Performance: Though high frame rates were always a game-wide goal, guidelines to ensure solid performance affected the way bases were built. Our hand-built outposts opted to use a collection of buildings, props and construction materials (platforms and blocks) with the idea of taking advantage of hardware instancing, favoring a few common props over of a ton of unique ones. During continent-wide performance passes, culling out excess objects, adding occlusion and pulling excessive terrain textures were part of getting more out of the hardware without visually impacting the game.
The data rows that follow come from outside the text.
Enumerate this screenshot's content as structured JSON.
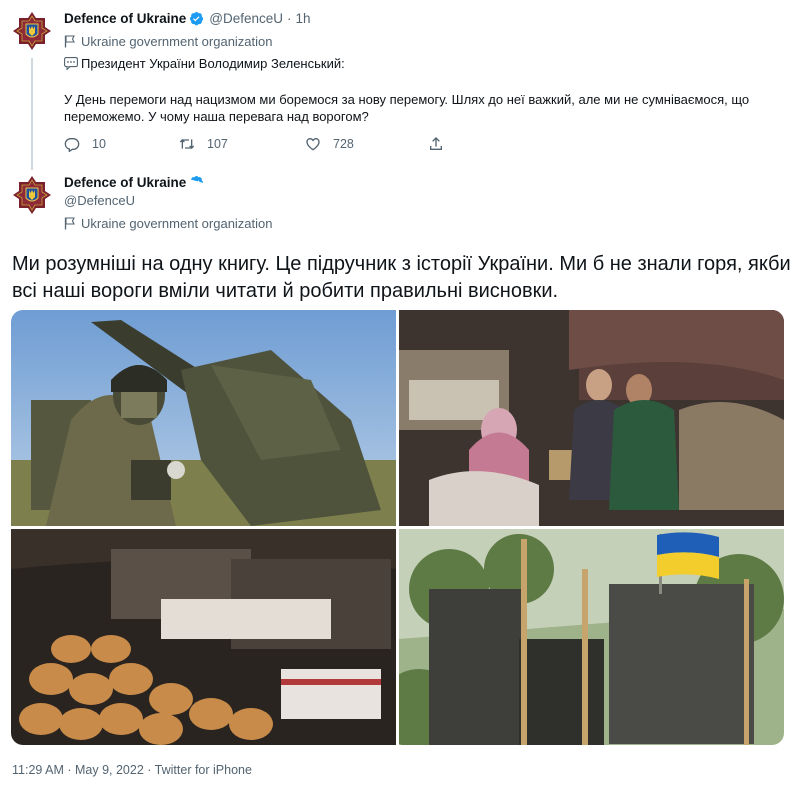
{
  "colors": {
    "accent": "#1d9bf0",
    "text": "#0f1419",
    "muted": "#536471",
    "thread": "#cfd9de"
  },
  "reply_tweet": {
    "author_name": "Defence of Ukraine",
    "author_handle": "@DefenceU",
    "separator": "·",
    "time_ago": "1h",
    "org_label": "Ukraine government organization",
    "line1": "Президент України Володимир Зеленський:",
    "line2": "У День перемоги над нацизмом ми боремося за нову перемогу. Шлях до неї важкий, але ми не сумніваємося, що переможемо. У чому наша перевага над ворогом?",
    "replies": "10",
    "retweets": "107",
    "likes": "728",
    "icons": [
      "emblem-avatar-icon",
      "verified-badge-icon",
      "flag-icon",
      "speech-bubble-icon",
      "reply-icon",
      "retweet-icon",
      "like-icon",
      "share-icon"
    ]
  },
  "main_tweet": {
    "author_name": "Defence of Ukraine",
    "author_handle": "@DefenceU",
    "org_label": "Ukraine government organization",
    "text": "Ми розумніші на одну книгу. Це підручник з історії України. Ми б не знали горя, якби всі наші вороги вміли читати й робити правильні висновки.",
    "timestamp": "11:29 AM · May 9, 2022 · Twitter for iPhone"
  }
}
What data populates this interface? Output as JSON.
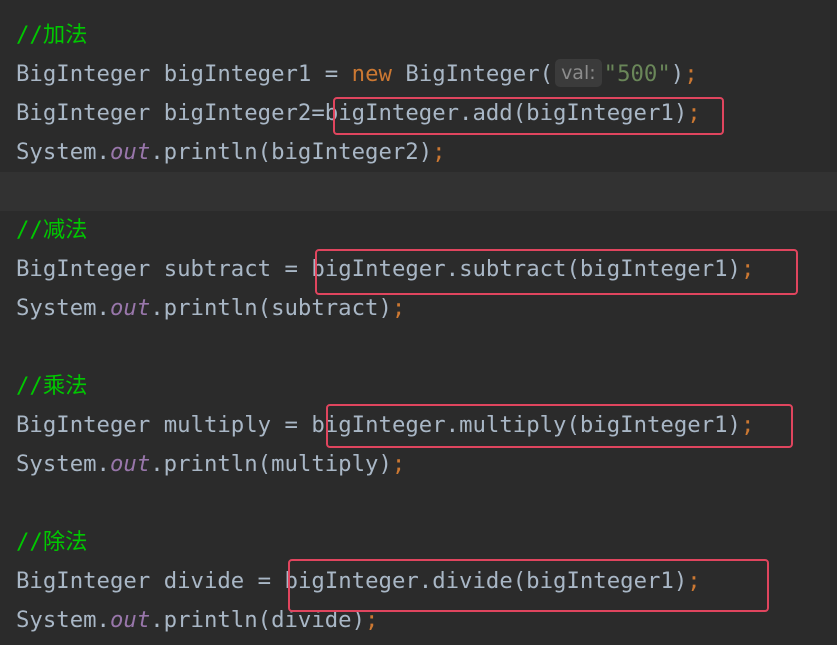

Terrain: The open world nature of the game lead to some unexpected problems regarding vehicles, terrain, and how they interacted with a Facility. Since player behavior is pretty unrestricted, a base that is perfectly fine in its own vacuum may have completely unexpected dynamics because of map features 150m+ away. A distant hill may be easy to access and become a popular spot to shell infantry in a 'secure' courtyard, or a tall mountain or canyon can make aircraft nearly impossible to knock out of the sky with ground-based AA. Here, we placed Facility-owned turrets for active defense, and used LOS blocking props like trees to passively bring vehicles in closer.
NPCs: Developer-placed NPCs were primarily related to base functionality: spawn rooms, capture points, etc. For performance reasons we never pushed this envelope too far; adding an extra NPC per outpost meant the server performance suffered. Vehicle and Equipment terminals, however, provided areas where they were present as high value for both defenders and attackers. Defenders can use equipment terminals it to change roles or resupply ammo, and attackers can hack it to gain some extra flexibility and a foothold when pushing into a base. For vehicle terminals, these can also be hacked by attackers to buy a mobile spawn point, deploy, and essentially start a fight.